In the previous company, he was often recognized with employee awards due to his sterling performance and work attitude. Yet in the new company, he immediately felt his work goals for the department, were not aligned with his immediate boss, and his contribution was not appreciated.
He also noticed preferrential treatment for older employees. The boss demanded unrealistic goals, while at the same time grabbing credit for a job well done. Finally, when the young employee decided to resign, he was told that it was not his performance, but that he was simply not a culture fit.
Favoritism, bias, preferrential treatmemt, discrimination – these are all the same, and they create a toxic workplace and wreak havoc on one’s promising career. And they can start to show up even in the hiring/selecting stage.
The danger here is when culture fit becomes an excuse not to hire somebody, not on the basis of one’s lack of the basic requirements for the job, but solely on the hiring manager’s “personal fit” – race/ethnicity, class, status, education, among others.
This article on leadership tackles that risk, as well as how to overcome this: And, as happens all too often when a phrase gets popular, some of the things “cultural fit” has lately come to mean are pretty unfortunate. As in Friedman’s case, he’s defining “cultural fit” as an unhealthy and exclusionary lack of diversity.
HR personnel, recruitment, and hiring managers should avoid hiring discrimination practices, such as those outlined by the EEOC (Equal Employment Opportunity Commission). This is the legal aspect of hiring.
In addition, one should observe ethics in recruitment and selection. Ethics are the basic concepts and fundamental priniciples of decent human life, and these include such universal values as equality of all men and women and human/natural rights. (Business Dictionary) Practicing ethics in recruitment and selection basically means giving respect to the individual. Respect is appreciating the worth of someone or something.

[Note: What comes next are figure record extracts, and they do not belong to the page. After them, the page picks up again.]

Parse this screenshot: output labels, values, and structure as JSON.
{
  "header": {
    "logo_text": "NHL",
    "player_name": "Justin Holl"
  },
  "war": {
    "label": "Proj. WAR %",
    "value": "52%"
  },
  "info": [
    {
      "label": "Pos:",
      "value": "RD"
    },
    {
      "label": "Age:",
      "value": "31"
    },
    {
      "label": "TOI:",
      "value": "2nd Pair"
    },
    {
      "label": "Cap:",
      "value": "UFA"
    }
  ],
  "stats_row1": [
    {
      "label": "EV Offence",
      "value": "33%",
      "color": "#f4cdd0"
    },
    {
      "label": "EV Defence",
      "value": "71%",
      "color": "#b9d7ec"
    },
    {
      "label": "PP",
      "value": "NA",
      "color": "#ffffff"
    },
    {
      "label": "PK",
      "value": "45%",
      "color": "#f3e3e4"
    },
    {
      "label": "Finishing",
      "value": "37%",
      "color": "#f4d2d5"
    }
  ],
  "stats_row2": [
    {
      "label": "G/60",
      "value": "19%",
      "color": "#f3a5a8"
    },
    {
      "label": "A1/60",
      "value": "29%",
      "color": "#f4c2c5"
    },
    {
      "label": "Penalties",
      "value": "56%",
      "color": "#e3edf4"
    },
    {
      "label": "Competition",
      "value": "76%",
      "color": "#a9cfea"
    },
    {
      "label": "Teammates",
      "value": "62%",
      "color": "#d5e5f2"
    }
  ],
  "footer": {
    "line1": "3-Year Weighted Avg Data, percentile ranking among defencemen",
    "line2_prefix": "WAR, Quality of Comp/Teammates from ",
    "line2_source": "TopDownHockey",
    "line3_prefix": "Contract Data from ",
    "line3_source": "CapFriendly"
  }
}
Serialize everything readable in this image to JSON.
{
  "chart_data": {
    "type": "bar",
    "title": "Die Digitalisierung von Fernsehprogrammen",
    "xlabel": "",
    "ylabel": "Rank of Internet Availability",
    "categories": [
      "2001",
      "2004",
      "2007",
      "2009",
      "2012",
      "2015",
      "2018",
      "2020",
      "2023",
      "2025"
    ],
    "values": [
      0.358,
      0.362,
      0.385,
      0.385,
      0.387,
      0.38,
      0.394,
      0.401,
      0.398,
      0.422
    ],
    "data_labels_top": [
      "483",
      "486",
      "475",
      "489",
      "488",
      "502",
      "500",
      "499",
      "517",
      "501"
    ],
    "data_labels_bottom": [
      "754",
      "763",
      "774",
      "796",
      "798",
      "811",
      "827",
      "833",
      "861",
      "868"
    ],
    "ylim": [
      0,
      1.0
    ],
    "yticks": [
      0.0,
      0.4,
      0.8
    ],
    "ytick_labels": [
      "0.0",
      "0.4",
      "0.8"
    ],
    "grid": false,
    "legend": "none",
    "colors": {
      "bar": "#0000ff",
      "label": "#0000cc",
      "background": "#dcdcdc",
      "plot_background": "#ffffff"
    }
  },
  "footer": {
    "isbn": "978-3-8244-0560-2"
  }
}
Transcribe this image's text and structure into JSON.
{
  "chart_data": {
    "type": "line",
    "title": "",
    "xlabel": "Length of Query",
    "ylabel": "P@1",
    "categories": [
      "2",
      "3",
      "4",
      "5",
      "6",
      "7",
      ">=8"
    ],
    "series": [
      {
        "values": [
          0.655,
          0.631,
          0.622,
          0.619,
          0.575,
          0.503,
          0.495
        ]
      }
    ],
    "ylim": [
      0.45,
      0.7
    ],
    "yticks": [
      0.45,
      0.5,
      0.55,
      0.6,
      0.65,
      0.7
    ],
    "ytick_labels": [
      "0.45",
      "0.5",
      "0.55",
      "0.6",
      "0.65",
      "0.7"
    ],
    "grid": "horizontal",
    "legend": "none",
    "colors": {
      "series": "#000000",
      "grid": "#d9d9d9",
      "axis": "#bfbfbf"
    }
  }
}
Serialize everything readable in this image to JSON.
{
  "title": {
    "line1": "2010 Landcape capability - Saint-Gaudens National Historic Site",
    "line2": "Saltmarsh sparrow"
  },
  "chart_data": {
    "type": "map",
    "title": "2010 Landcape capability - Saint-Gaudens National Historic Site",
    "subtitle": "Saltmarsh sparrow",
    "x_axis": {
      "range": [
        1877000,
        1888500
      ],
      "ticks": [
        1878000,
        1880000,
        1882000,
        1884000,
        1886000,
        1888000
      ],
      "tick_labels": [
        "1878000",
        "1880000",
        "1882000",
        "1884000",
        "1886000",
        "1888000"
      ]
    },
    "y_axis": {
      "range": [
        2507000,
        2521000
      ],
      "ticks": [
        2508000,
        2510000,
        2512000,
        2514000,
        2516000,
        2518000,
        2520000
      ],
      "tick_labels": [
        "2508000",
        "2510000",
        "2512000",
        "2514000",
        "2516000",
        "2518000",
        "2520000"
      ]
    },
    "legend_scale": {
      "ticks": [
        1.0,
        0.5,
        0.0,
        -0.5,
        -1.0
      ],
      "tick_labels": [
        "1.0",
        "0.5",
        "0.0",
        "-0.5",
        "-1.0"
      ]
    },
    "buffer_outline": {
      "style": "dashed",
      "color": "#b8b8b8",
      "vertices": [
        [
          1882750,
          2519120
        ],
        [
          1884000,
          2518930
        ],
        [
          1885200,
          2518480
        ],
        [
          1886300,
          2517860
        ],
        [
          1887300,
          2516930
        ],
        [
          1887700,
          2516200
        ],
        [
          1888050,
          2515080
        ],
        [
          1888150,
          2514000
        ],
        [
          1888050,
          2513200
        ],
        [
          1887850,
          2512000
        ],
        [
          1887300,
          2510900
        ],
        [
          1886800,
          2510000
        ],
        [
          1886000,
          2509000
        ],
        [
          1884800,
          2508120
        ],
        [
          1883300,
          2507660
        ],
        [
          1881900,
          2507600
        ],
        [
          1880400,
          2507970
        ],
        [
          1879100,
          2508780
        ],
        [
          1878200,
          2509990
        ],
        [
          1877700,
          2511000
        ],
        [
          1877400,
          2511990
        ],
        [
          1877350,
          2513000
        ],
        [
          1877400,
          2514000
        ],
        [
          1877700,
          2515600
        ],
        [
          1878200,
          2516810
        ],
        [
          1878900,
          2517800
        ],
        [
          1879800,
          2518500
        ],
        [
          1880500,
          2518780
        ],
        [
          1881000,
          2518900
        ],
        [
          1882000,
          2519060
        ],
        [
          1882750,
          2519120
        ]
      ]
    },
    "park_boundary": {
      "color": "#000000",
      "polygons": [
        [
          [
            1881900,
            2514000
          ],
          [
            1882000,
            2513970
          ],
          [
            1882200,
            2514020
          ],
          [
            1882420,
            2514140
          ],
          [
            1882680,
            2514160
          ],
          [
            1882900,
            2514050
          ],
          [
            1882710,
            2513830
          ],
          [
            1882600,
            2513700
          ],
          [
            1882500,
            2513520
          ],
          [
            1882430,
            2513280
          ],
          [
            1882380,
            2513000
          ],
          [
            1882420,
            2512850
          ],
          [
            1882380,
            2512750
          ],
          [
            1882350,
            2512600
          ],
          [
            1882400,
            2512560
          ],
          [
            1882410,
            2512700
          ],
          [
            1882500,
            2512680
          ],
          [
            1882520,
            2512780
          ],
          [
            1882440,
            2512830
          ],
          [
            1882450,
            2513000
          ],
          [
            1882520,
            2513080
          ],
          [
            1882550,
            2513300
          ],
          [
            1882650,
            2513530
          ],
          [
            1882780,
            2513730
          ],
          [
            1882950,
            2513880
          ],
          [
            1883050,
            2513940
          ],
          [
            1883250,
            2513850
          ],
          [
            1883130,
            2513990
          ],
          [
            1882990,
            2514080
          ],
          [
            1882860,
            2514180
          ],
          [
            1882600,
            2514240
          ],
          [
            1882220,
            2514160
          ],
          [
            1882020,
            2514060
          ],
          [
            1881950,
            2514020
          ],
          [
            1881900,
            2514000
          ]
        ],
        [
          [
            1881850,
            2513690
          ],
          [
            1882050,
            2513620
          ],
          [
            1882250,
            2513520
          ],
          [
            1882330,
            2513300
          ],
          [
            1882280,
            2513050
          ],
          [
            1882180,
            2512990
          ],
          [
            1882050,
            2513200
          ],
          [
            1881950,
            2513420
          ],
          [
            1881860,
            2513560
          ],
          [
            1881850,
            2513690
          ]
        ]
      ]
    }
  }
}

Some guidelines in the observance of ethics in recruiting and hiring (People Manager):
Gathering a great team of people that can gel together in the workplace makes working fun and productive, but it runs the risk of marginalizing otherwise qualified candidates based on the subjective interpretation of culture fit by the person(s) doing the recruiting and selecting – unless these people are ethical in their practices.
Still on the other hand, even if hiring personnel observe ethics in their selection of the best candidate for the position, hiring for culture fit may also end up making the company less diverse than it wants to or should be. There is indeed a thin, dividing line between building diversity in the workplace and hiring for culture fit. This then calls for the intricate art of balancing the need to meet these two goals.
The article on leadership mentioned above couldn’t have said it any better:
“How about if we make sure that when we say “someone is a cultural fit,” we mean “this person holds similar core values to the core values that are essential to who we are as an organization.” That implies that we need to get clear about what those core values are, sort for them during our hiring process – and welcome all kinds of diversity beyond that core values match. We’ll be able to build teams and organizations where employees find the work meaningful and engaging, while at the same time bringing all the uniqueness of who they are and how they think to that work. Then we’ll have organizations that deliver on their values by leveraging people’s differences, and cultural fit will be a useful standard for this century.”